Lyena threatens to kill the Fifth Doctor if the others don't surrender, but they refuse and challenge Lyena, forcing the Sirens to reveal their true nature. But the Sirens know the Doctor's true nature as well, and know that he must intervene to set history back on its correct path. The Temperon, however, warns them that each of them has answered the Sirens' call only once; if they obey a second time, they will become enslaved to the Sirens forever, and will be forced to create further distortions in the space-time continuum, providing food for the Sirens until the Universe collapses in a maelstrom of chaos. But if they don't surrender, Lyena will kill the Fifth Doctor, preventing the Sixth and Seventh from ever having existed and releasing more energy for the Sirens. Their only hope is to release the Temperon -- but it cannot destroy the Sirens, merely contain them at the cost of eternal struggle within itself. Lyena is convinced that the Doctor's compassion will force him to act, but the Sixth Doctor points out that in each of his incarnations the basic tenets of his personality balance out differently -- and his sixth incarnation is more pragmatic than his others. He thus destroys the restraint field machinery, setting the Temperon free.

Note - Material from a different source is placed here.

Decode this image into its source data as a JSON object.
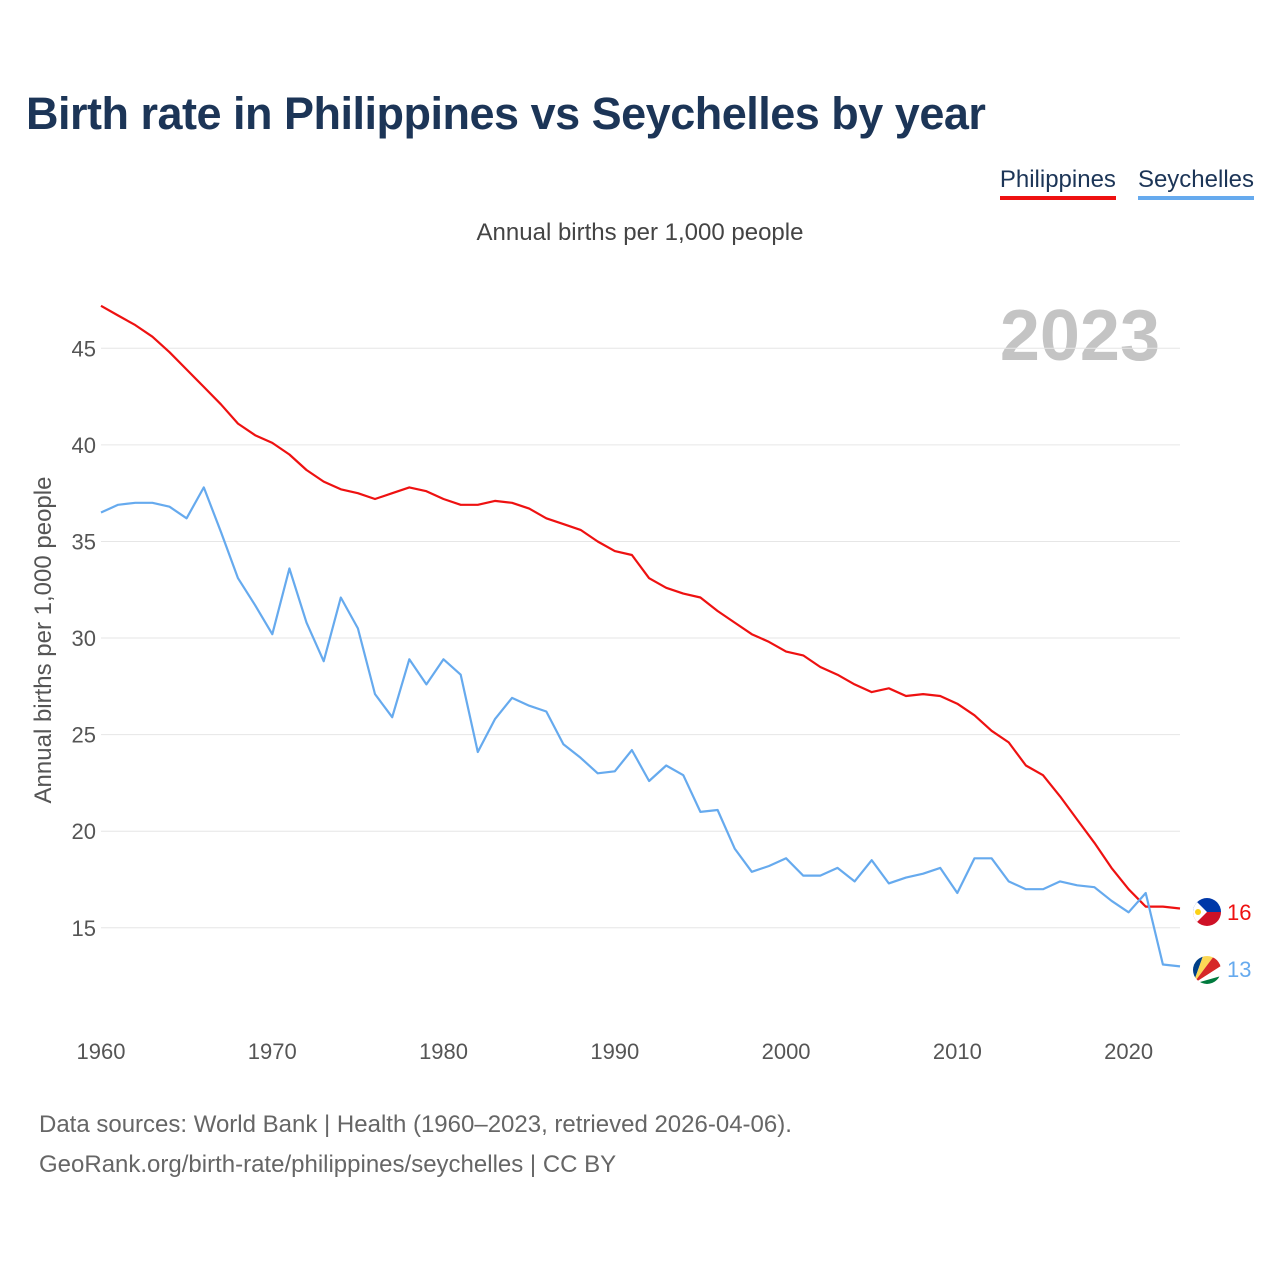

Once free, the Temperon is able to set history right. Sancroff faces the bio-assassins alone, knowing that while his actions seemed like a grand adventure at the time, millions died and civilisations perished; he thus accepts his fate. In 1915, the U-20 sinks the Lusitania, bringing the United States into the First World War and killing petty criminal Eric Charles Vincent. Commander Vansell finds himself materializing on Gallifrey, no longer sure why he travelled there, or why he thought something was dreadfully wrong when Gallifrey is just as it has always been. Meanwhile, the Doctors find themselves back on the swamp world, where the Seventh Doctor forces himself to ignore the sound of Elenya's plaintive cries in the distance. The Fifth Doctor wonders whether the Temperon was really willing to condemn itself to eternal struggle, or, even if it did, whether it succeeded. The Universe can be an unpleasant place sometimes. The Doctors set off back to the TARDIS, where the Seventh Doctor intends to open an interface and return his previous incarnations to their relative time streams. As they go, Elenya's cries drift out across Time, pleading for somebody, anybody, to help her...

Source: Cameron Dixon

Continuity Notes:
  • The Sirens are remarkably similar to the Seventh Doctor's old foe the Timeywrm (Timewyrm saga) given that both of them feed off changes in history.
  • Coordinator Vansell returns in The Apocalypse Element, Neverland, and the flashback scene in Divided Loyalties, where it's revealed that he was apparently an old friend of the Doctor's but was really a CIA agent under orders to watch the Doctor.